Se référant à l’idéologue Jean-Charles Masson inspiré par Maurras, à l’encyclique papale Laudato si et aux élucubrations de la revue Limite mélangeant permaculture, lutte anti-OGM et bioéthique pour intégristes, « l’ordre naturel » de cette écologie intégrale et humaine apparaît comme un formidable outil pour le RN. Depuis quelques années, elle a fourni aux partisans de ce dernier une grille d’analyse opportunément compatible avec leurs positions anti-immigration.
Le catapultage par Marine Le Pen d’Hervé Juvin, entrepreneur et essayiste proche des mouvances identitaires, sur la liste des européennes, est à cet égard lourd de sens. Son concept phare, le « localisme », introduit dans les années 70, est devenu une formule magique dans la bouche des leaders du parti comme Jordan Bardella. Alternative économique au « mondialisme libre-échangiste », au « globalisme » qui « fait fabriquer par des esclaves à l’étranger pour vendre au chômeur en France », selon les mots de Marine Le Pen, cette reformulation de l’habituel credo protectionniste entend réconcilier économie et écologie.

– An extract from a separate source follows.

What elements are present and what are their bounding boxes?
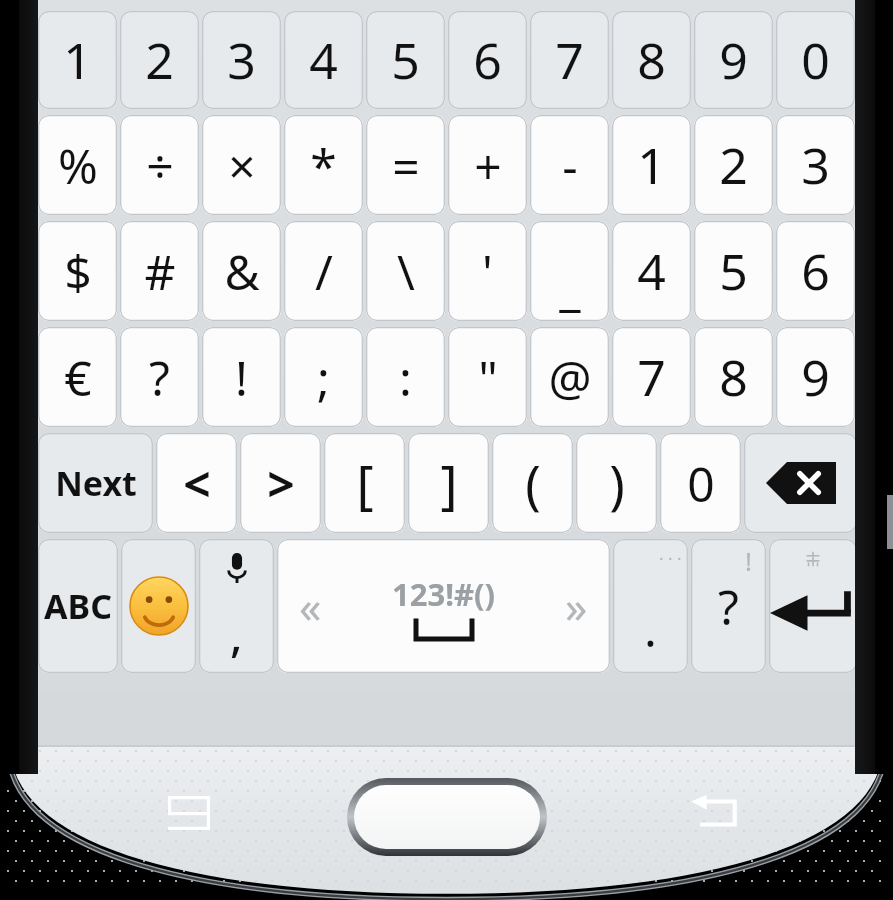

Le localisme est aussi l’occasion d’identifier les écosystèmes aux « écosystèmes humains que sont les nations ». Cette métaphore de la nation comme milieu déstabilisé dont il faudrait expulser les corps étrangers en revenant à des frontières solides n’est pas nouvelle. Elle se réapproprie, en le modernisant, l’écofascisme patent au sein de mouvances identitaires comme celle de Terre et Peuple, créé en 1994 par l’historien médiéviste Pierre Vial. Prônant un retour aux racines païennes et celtiques des peuples européens, le groupe organise des universités d’été sur les thèmes de l’identité, de la race et de la nature. Il est aussi pro-nucléaire et ouvertement anti-immigration.
« On ne fera pas d’écologie sans frontières », assénait Bardella sur BFMTV le 15 mai. Il n’est donc pas étonnant que le tout nouveau député européen soit régulièrement relayé par de nombreux « enracinés » revendiqués, membres dirigeants du groupe Génération identitaire – un « Greenpeace de droite », selon ces derniers. Cette alliance entre écologie et xénophobie inquiète d’autant plus que l’urgence climatique et sociale risque de s’aggraver dans les années à venir. Les chasses aux migrants, les opérations contre les ONG de solidarité, l’attentat contre la mosquée de Christchurch – dont l’auteur soutenait Génération identitaire et se réclamait de l’écofascisme – interrogent sur la propagation d’une pensée plus systémique et la possibilité d’actions de plus en plus violentes.
Certes, la lutte contre la manipulation du vivant, chère à la revue Limite et aux catholiques intégristes de l’écologie intégrale, n’a pas intégré les discours du RN lors de la campagne européenne. Mais l’examen parlementaire des questions de bioéthique (autour de la PMA, de la GPA et – qui sait ? – de l’avortement et de la libre disposition des corps) pourrait offrir des opportunités à cette conception fascisante. Une conception qui pense les frontières nationales et biologiques comme infranchissables condamne de fait les corps étrangers, malades et tous les individus « contre-nature » à de nouvelles formes de violences politiques et institutionnelles.